Reputation: 3399
I have a Spark RDD of type (Array[breeze.linalg.DenseVector[Double]], breeze.linalg.DenseVector[Double])
. I wish to flatten its key to transform it into a RDD of type breeze.linalg.DenseVector[Double], breeze.linalg.DenseVector[Double])
. I am currently doing:
val newRDD = oldRDD.flatMap(ob => anonymousOrdering(ob))
The signature of anonymousOrdering() is String => (Array[DenseVector[Double]], DenseVector[Double])
.
It returns type mismatch: required: TraversableOnce[?]
. The Python code doing the same thing is:
newRDD = oldRDD.flatMap(lambda point: [(tile, point) for tile in anonymousOrdering(point)])
How to do the same thing in Scala ? I generally use flatMapValues
but here I need to flatten the key.
Upvotes: 0
Views: 451
Reputation: 3399
As anonymousOrdering()
is a function that you have in your code, update it in order to return a Seq[(breeze.linalg.DenseVector[Double], breeze.linalg.DenseVector[Double])]
. It is like doing (tile, point) for tile in anonymousOrdering(point)]
but directly at the end of the anonymous function. The flatMap
will then take care to create one partition for each element of the sequences.

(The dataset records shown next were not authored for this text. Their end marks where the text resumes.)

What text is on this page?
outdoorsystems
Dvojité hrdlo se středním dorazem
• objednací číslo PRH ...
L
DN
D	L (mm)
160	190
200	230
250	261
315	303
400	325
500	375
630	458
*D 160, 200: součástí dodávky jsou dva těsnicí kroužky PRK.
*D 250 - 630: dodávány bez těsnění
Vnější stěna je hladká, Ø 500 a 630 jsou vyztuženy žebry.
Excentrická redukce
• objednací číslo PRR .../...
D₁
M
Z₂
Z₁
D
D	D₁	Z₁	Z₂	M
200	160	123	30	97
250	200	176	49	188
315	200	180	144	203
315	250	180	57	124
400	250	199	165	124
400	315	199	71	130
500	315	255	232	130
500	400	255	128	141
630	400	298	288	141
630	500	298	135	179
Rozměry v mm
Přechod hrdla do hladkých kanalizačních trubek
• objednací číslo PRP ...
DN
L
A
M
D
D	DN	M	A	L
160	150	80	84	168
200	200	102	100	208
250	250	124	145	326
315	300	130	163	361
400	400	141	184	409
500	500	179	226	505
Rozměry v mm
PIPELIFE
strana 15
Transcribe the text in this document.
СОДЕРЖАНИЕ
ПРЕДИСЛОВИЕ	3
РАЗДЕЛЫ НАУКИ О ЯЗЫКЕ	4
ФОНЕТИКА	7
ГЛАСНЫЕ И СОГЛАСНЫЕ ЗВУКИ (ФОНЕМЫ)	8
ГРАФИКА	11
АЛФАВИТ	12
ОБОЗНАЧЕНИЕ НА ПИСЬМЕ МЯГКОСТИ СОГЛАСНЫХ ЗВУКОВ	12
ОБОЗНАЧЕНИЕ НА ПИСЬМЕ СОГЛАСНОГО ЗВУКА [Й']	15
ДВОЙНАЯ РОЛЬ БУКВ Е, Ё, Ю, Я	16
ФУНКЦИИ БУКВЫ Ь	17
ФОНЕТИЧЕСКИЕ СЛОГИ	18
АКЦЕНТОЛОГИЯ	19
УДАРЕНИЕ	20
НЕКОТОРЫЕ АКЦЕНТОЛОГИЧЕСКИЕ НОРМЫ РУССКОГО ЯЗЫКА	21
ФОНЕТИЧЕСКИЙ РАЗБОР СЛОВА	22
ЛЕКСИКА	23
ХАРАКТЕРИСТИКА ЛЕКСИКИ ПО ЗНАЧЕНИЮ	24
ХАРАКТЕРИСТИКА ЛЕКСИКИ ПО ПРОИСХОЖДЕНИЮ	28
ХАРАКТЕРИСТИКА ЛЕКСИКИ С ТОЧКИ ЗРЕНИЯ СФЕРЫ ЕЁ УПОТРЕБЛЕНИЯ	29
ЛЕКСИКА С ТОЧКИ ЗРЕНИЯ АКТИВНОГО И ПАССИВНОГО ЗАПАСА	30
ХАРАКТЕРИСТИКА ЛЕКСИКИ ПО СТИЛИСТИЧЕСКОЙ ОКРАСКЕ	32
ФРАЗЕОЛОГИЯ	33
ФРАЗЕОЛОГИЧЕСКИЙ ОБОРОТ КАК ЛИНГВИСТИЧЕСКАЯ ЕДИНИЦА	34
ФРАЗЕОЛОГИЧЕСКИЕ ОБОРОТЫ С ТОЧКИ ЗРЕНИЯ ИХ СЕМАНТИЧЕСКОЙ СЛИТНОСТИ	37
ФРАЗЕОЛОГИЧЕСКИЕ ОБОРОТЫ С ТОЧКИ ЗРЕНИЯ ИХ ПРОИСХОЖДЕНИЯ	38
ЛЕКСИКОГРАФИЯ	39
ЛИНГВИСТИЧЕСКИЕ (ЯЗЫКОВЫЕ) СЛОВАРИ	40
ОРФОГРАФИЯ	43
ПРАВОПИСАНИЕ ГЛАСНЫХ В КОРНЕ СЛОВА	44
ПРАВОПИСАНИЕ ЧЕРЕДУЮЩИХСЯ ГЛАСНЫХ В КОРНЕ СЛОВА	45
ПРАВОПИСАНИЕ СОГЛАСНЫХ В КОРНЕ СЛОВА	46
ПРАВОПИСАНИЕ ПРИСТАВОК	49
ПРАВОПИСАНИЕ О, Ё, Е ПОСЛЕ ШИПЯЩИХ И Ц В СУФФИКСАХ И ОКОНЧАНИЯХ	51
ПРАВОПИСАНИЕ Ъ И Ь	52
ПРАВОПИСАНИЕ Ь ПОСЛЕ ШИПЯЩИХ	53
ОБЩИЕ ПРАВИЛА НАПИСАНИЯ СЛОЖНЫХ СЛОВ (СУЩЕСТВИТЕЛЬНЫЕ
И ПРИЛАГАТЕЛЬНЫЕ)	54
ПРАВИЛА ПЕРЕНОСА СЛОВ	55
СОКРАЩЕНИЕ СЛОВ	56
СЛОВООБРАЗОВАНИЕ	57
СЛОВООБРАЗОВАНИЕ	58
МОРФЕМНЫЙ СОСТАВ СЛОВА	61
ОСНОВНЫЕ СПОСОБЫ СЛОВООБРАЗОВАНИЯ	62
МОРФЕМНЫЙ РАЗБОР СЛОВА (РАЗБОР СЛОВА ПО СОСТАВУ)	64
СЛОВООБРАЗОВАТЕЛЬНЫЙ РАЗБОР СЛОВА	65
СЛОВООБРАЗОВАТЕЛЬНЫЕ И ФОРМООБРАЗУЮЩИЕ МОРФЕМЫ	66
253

As a general rule, avoid having a collection as a key in a RDD.
Upvotes: 0
Reputation: 2224
If I understand your question correctly, you can do:
val newRDD = oldRDD.flatMap(ob => anonymousOrdering(ob))
// newRDD is RDD[(Array[DenseVector], DenseVector)]
In that case, you can "flatten" the Array
portion of the tuple using pattern matching and a for
/yield
statement:
newRDD = newRDD.flatMap{case (a: Array[DenseVector[Double]], b: DenseVector[Double]) => for (v <- a) yield (v, b)}
// newRDD is RDD[(DenseVector, DenseVector)]
Although it's still not clear to me where/how you want to use groupByKey
Upvotes: 2
Reputation: 107
Change the code to use Map instead of FlatMap:
val newRDD = oldRDD.map(ob => anonymousOrdering(ob)).groupByKey()
You would only want to use flatmap here if anonymousOrdering returned a list of tuples and you wanted it flattened down.
Upvotes: 0